I configured telegraf to collect system metrics and flushing them into three different outputs like elasticsearch, influxdb1, influxdb2 .
In case if the elasticsearch output has some issues like host is down or not reachable, I get an error in the telegraf logs and none of the other outputs (influxdb1, influxdb2) are getting data until I fix the elasticsearch output issues. - Is this the desirable behaviour of telegraf?
I would like to know is there a way to configure telegraf in such a way that it should flush the collected metrics to the outputs even if one of the configured outputs is having issues. Is it possible?

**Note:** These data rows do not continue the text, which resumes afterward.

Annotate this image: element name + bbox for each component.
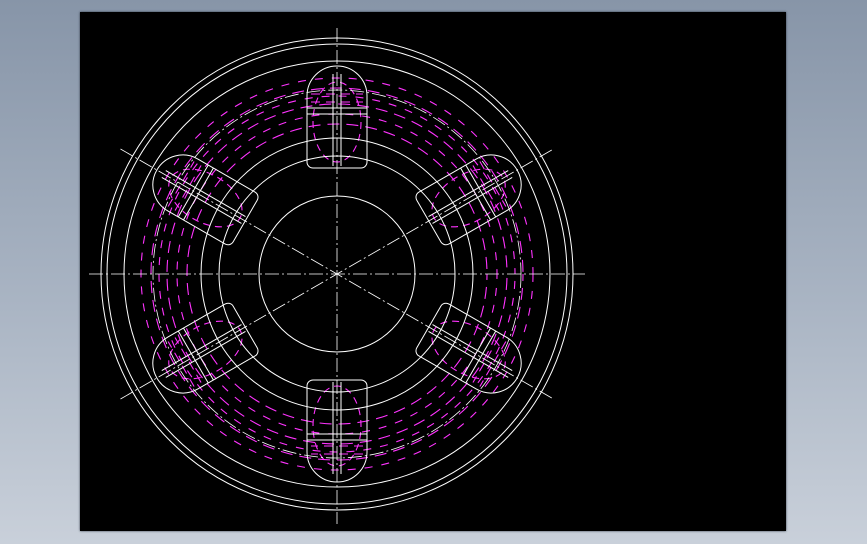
- slot-cross-line: [465, 330, 497, 384]
- slot-key-line: [428, 331, 509, 378]
- cad-viewport[interactable]: [80, 12, 786, 531]
- slot-cross-line: [465, 164, 497, 218]
- slot-key-line: [432, 324, 513, 371]
- slot-key-line: [161, 177, 242, 224]
- slot-key-line: [165, 331, 246, 378]
- center-lines-group: [89, 28, 585, 524]
- slot-key-line: [161, 324, 242, 371]
- slot-key-line: [432, 177, 513, 224]
- flange-drawing: [89, 28, 585, 524]
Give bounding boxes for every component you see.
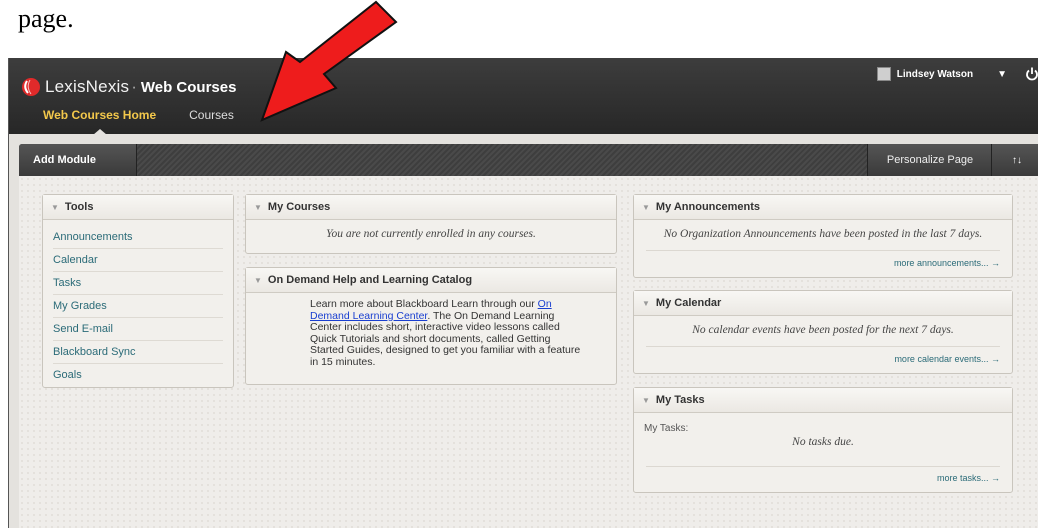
personalize-page-button[interactable]: Personalize Page — [867, 144, 992, 176]
top-header: LexisNexis · Web Courses Web Courses Hom… — [9, 58, 1038, 135]
help-text: Learn more about Blackboard Learn throug… — [246, 293, 616, 368]
lexisnexis-logo-icon — [22, 78, 40, 96]
my-courses-module: ▼ My Courses You are not currently enrol… — [245, 194, 617, 254]
main-nav: Web Courses Home Courses — [43, 108, 234, 135]
divider — [646, 466, 1000, 467]
document-text: page. — [18, 4, 74, 33]
brand-name: LexisNexis — [45, 77, 130, 96]
browser-frame: LexisNexis · Web Courses Web Courses Hom… — [8, 58, 1038, 528]
empty-message: No calendar events have been posted for … — [692, 324, 954, 336]
avatar — [876, 67, 891, 81]
module-header[interactable]: ▼ Tools — [43, 195, 233, 220]
help-module: ▼ On Demand Help and Learning Catalog Le… — [245, 267, 617, 385]
empty-message: No tasks due. — [792, 436, 854, 448]
tools-module: ▼ Tools Announcements Calendar Tasks My … — [42, 194, 234, 388]
empty-message: No Organization Announcements have been … — [663, 228, 983, 240]
empty-message: You are not currently enrolled in any co… — [326, 228, 536, 240]
collapse-triangle-icon[interactable]: ▼ — [642, 203, 650, 212]
add-module-button[interactable]: Add Module — [19, 144, 137, 176]
tab-web-courses-home[interactable]: Web Courses Home — [43, 108, 156, 135]
module-header[interactable]: ▼ My Announcements — [634, 195, 1012, 220]
module-header[interactable]: ▼ My Tasks — [634, 388, 1012, 413]
chevron-down-icon[interactable]: ▼ — [997, 69, 1007, 80]
tool-link-tasks[interactable]: Tasks — [53, 272, 223, 295]
product-name: Web Courses — [140, 78, 237, 96]
brand[interactable]: LexisNexis · Web Courses — [21, 72, 236, 102]
module-title: My Courses — [267, 201, 331, 213]
module-title: My Calendar — [655, 297, 722, 309]
module-area: ▼ Tools Announcements Calendar Tasks My … — [19, 176, 1038, 528]
more-calendar-events-link[interactable]: more calendar events... → — [894, 354, 1000, 364]
module-header[interactable]: ▼ My Calendar — [634, 291, 1012, 316]
collapse-triangle-icon[interactable]: ▼ — [254, 203, 262, 212]
calendar-module: ▼ My Calendar No calendar events have be… — [633, 290, 1013, 374]
tasks-module: ▼ My Tasks My Tasks: No tasks due. more … — [633, 387, 1013, 493]
more-tasks-link[interactable]: more tasks... → — [937, 473, 1000, 483]
collapse-triangle-icon[interactable]: ▼ — [254, 276, 262, 285]
more-announcements-link[interactable]: more announcements... → — [894, 258, 1000, 268]
module-title: My Announcements — [655, 201, 761, 213]
module-title: Tools — [64, 201, 94, 213]
module-title: On Demand Help and Learning Catalog — [267, 274, 473, 286]
help-text-intro: Learn more about Blackboard Learn throug… — [310, 298, 538, 310]
reorder-icon[interactable]: ↑↓ — [991, 144, 1038, 176]
collapse-triangle-icon[interactable]: ▼ — [642, 299, 650, 308]
power-icon[interactable] — [1025, 67, 1038, 81]
brand-separator: · — [131, 77, 137, 96]
user-menu[interactable]: Lindsey Watson ▼ — [876, 64, 1038, 84]
collapse-triangle-icon[interactable]: ▼ — [642, 396, 650, 405]
annotation-arrow-icon — [260, 0, 398, 122]
tool-link-calendar[interactable]: Calendar — [53, 249, 223, 272]
user-name: Lindsey Watson — [896, 68, 974, 80]
tools-list: Announcements Calendar Tasks My Grades S… — [43, 220, 233, 386]
tab-courses[interactable]: Courses — [189, 108, 234, 129]
tool-link-send-email[interactable]: Send E-mail — [53, 318, 223, 341]
tool-link-my-grades[interactable]: My Grades — [53, 295, 223, 318]
module-header[interactable]: ▼ My Courses — [246, 195, 616, 220]
tool-link-goals[interactable]: Goals — [53, 364, 223, 386]
divider — [646, 346, 1000, 347]
module-toolbar: Add Module Personalize Page ↑↓ — [19, 144, 1038, 176]
collapse-triangle-icon[interactable]: ▼ — [51, 203, 59, 212]
module-title: My Tasks — [655, 394, 705, 406]
tool-link-blackboard-sync[interactable]: Blackboard Sync — [53, 341, 223, 364]
tool-link-announcements[interactable]: Announcements — [53, 226, 223, 249]
announcements-module: ▼ My Announcements No Organization Annou… — [633, 194, 1013, 278]
tasks-label: My Tasks: — [644, 423, 689, 434]
module-header[interactable]: ▼ On Demand Help and Learning Catalog — [246, 268, 616, 293]
divider — [646, 250, 1000, 251]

In general this is the default behavior of telegraf. There are a number of reasons for doing this. The scenario I like to give, is if your config file had say the wrong URL or password to your output, and telegraf ignored that and continued to attempt to run, how would you catch that? If the telegraf service continued to run as if nothing happened many users may not have noticed, allowed telegraf to not send metrics for days, months, and then would be surprised when they had lost many metrics.
There are exceptions to this and we are a happy to look at PRs or changes to let specific plugins to add an option to ignore failures, but there is no global option to allow for these types of failures.
As such, if this is something you are interested in seeing for elasticsearch, then I would recommend filing a feature request.
Thank you providing a detailed information. This is really helpful and I understood the reason why ignoring is not a good idea, I also ran into similar problems earlier.
But, I owe an explanation on why such ignore feature will be helpful. Let’s say we wanted to push the same metrics to more than one databases and one of the databases target is unreachable, if telegraf refuses to send metrics to none of the databases because one of the database host is unreachable now we will lose the metrics in all the database targets.
If telegraf would’ve ignored the one database target which is unreachable and sent the metrics to the output databases that are reachable, we would at-least get the metrics via the other databases available. I believe the users will get to know about the error on one of the failed outputs can be solved through the telegraf logs and correct it.
Not specific to elasticsearch output, I believe this will be a nice feature to have for any output plugin to ignore and continue to push to other available databases by using an ignore flag in the configuration block, not necessarily a global configuration option.
Of-course, I will be happy to fill a feature request for this ignore feature in output block of the configuration file for telegraf.
I believe the users will get to know about the error on one of the failed outputs can be solved through the telegraf logs and correct it.
While I agree that I would hope users would notice, it is far better to be explicit that something is wrong and there is a call to action, than to hope users notice.
I will be happy to fill a feature request for this ignore feature in output block of the configuration file for telegraf.
We are happy to look into this on a case-by-case basis. Meaning a feature request for a specific plugin would be something we could consider. A feature request to add this globally is not something we are entertaining.